Recovering from the injury means not only dealing with the injury itself but giving yourself the tools you need to stay mentally resilient.
Inability to Exercise
If your injury is preventing you from exercising as you did before, then you’ll no longer get the mental health benefit that comes with physical activity. You’ll need to find some other way to release those feel-good endorphins. This goes double if you got some mental stimulation from the strategic aspect of a particular sport.
While you’re recovering, it’s important you find a way to stay active without aggravating your injury. If you’ve broken an arm, you can still go for daily walks, for example.
If your lifestyle has been severely affected, then it’s normal to experience feelings of frustration. This goes especially if you’re used to being independent, and suddenly find yourself reliant on others to do even simple things, like get something out of the fridge. If you put too much pressure on yourself and experience a setback, then you might make the situation worse. Set yourself realistic targets, and try to take one day at a time.
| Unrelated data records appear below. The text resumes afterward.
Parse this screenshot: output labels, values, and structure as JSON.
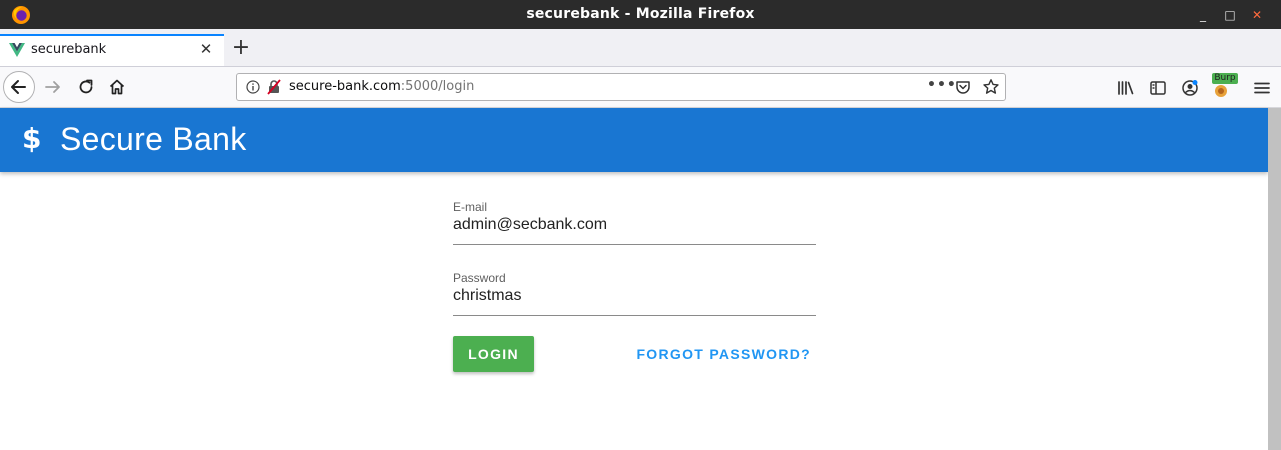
{
  "window": {
    "title": "securebank - Mozilla Firefox",
    "minimize": "_",
    "maximize": "□",
    "close": "✕"
  },
  "tabs": [
    {
      "label": "securebank",
      "close": "✕",
      "active": true
    }
  ],
  "new_tab": "+",
  "navbar": {
    "url_host": "secure-bank.com",
    "url_path": ":5000/login",
    "page_actions": "•••",
    "burp_badge": "Burp"
  },
  "app": {
    "brand_icon": "$",
    "title": "Secure Bank",
    "header_color": "#1976d2"
  },
  "login_form": {
    "email_label": "E-mail",
    "email_value": "admin@secbank.com",
    "password_label": "Password",
    "password_value": "christmas",
    "login_label": "LOGIN",
    "login_color": "#4caf50",
    "forgot_label": "FORGOT PASSWORD?",
    "forgot_color": "#2196f3"
  }
}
While many injury-sufferers find themselves straining to get back to where they were before, there are others who feel nervous or afraid, or unable to take up the activity again. If you’ve been thrown off a horse, then getting back into the saddle can be a big step. Some people never take it and end up seeking alternative ways to stay active in the long-term. If you really enjoyed a particular activity, however, it might be worth pushing yourself to get over the mental obstacle. Consider seeking professional King of Prussia counseling – it might make the difference.
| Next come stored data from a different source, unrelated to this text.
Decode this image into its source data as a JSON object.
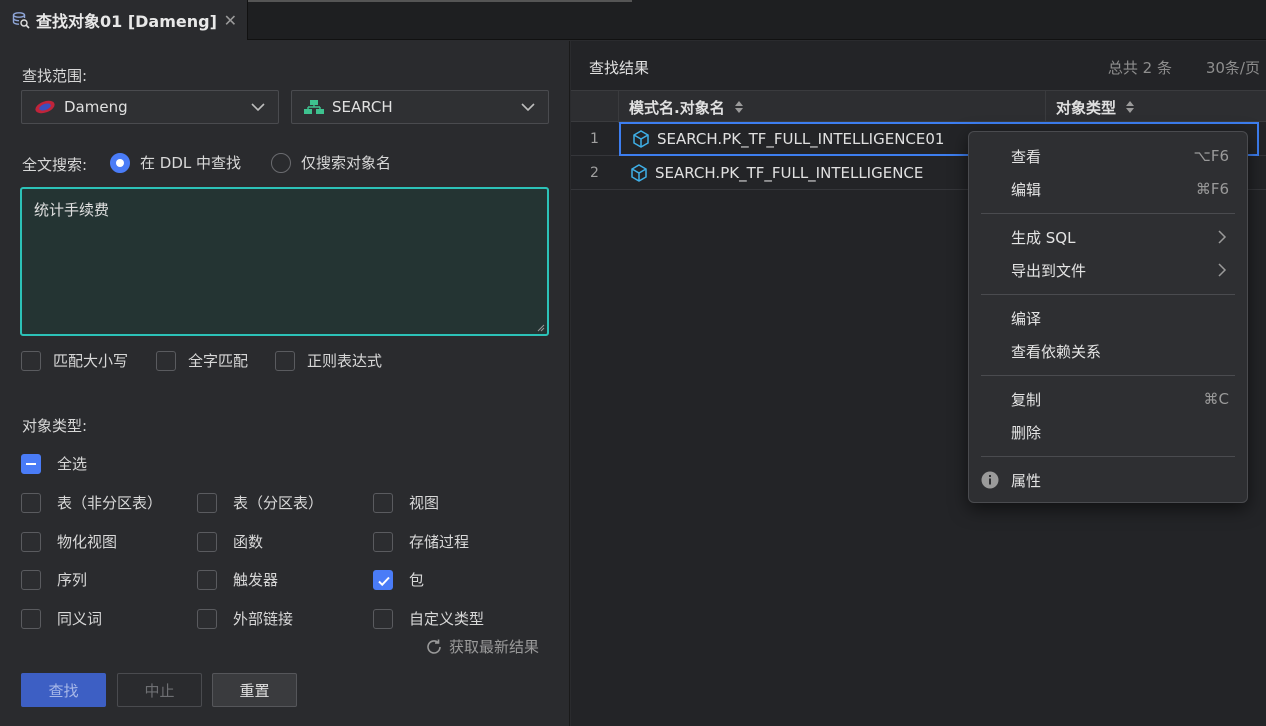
{
  "tab": {
    "title": "查找对象01 [Dameng]",
    "close": "✕"
  },
  "search_form": {
    "scope_label": "查找范围:",
    "datasource": "Dameng",
    "schema": "SEARCH",
    "fulltext_label": "全文搜索:",
    "radio_ddl": "在 DDL 中查找",
    "radio_name": "仅搜索对象名",
    "query_text": "统计手续费",
    "options": [
      "匹配大小写",
      "全字匹配",
      "正则表达式"
    ],
    "type_label": "对象类型:",
    "select_all": "全选",
    "types": [
      {
        "label": "表（非分区表）",
        "checked": false
      },
      {
        "label": "表（分区表）",
        "checked": false
      },
      {
        "label": "视图",
        "checked": false
      },
      {
        "label": "物化视图",
        "checked": false
      },
      {
        "label": "函数",
        "checked": false
      },
      {
        "label": "存储过程",
        "checked": false
      },
      {
        "label": "序列",
        "checked": false
      },
      {
        "label": "触发器",
        "checked": false
      },
      {
        "label": "包",
        "checked": true
      },
      {
        "label": "同义词",
        "checked": false
      },
      {
        "label": "外部链接",
        "checked": false
      },
      {
        "label": "自定义类型",
        "checked": false
      }
    ],
    "btn_search": "查找",
    "btn_stop": "中止",
    "btn_reset": "重置",
    "refresh": "获取最新结果"
  },
  "results": {
    "title": "查找结果",
    "total": "总共 2 条",
    "page_size": "30条/页",
    "col_name": "模式名.对象名",
    "col_type": "对象类型",
    "rows": [
      {
        "num": "1",
        "name": "SEARCH.PK_TF_FULL_INTELLIGENCE01"
      },
      {
        "num": "2",
        "name": "SEARCH.PK_TF_FULL_INTELLIGENCE"
      }
    ]
  },
  "context_menu": {
    "view": "查看",
    "view_key": "⌥F6",
    "edit": "编辑",
    "edit_key": "⌘F6",
    "gen_sql": "生成 SQL",
    "export": "导出到文件",
    "compile": "编译",
    "deps": "查看依赖关系",
    "copy": "复制",
    "copy_key": "⌘C",
    "delete": "删除",
    "props": "属性"
  },
  "colors": {
    "accent": "#4a7cf7",
    "textarea_border": "#2cc2b8",
    "selection": "#3d7ef0"
  }
}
Post-Traumatic Stress Disorder
In some instances, particularly when the injury you experienced was especially traumatic, you might find that you experience the symptoms of PTSD. These might include flashbacks, nightmares, nausea, sweating, and general distress. You might ask yourself the same questions over and over again, which will prevent you from getting over what’s happened to you.
In the majority of cases, PTSD goes away on its own – but it’s helpful to have someone there to talk to about your symptoms, especially if they’ve been through the same thing that you have. It’ll help you to understand that progress isn’t impossible and that your behavior and feelings aren’t all that strange.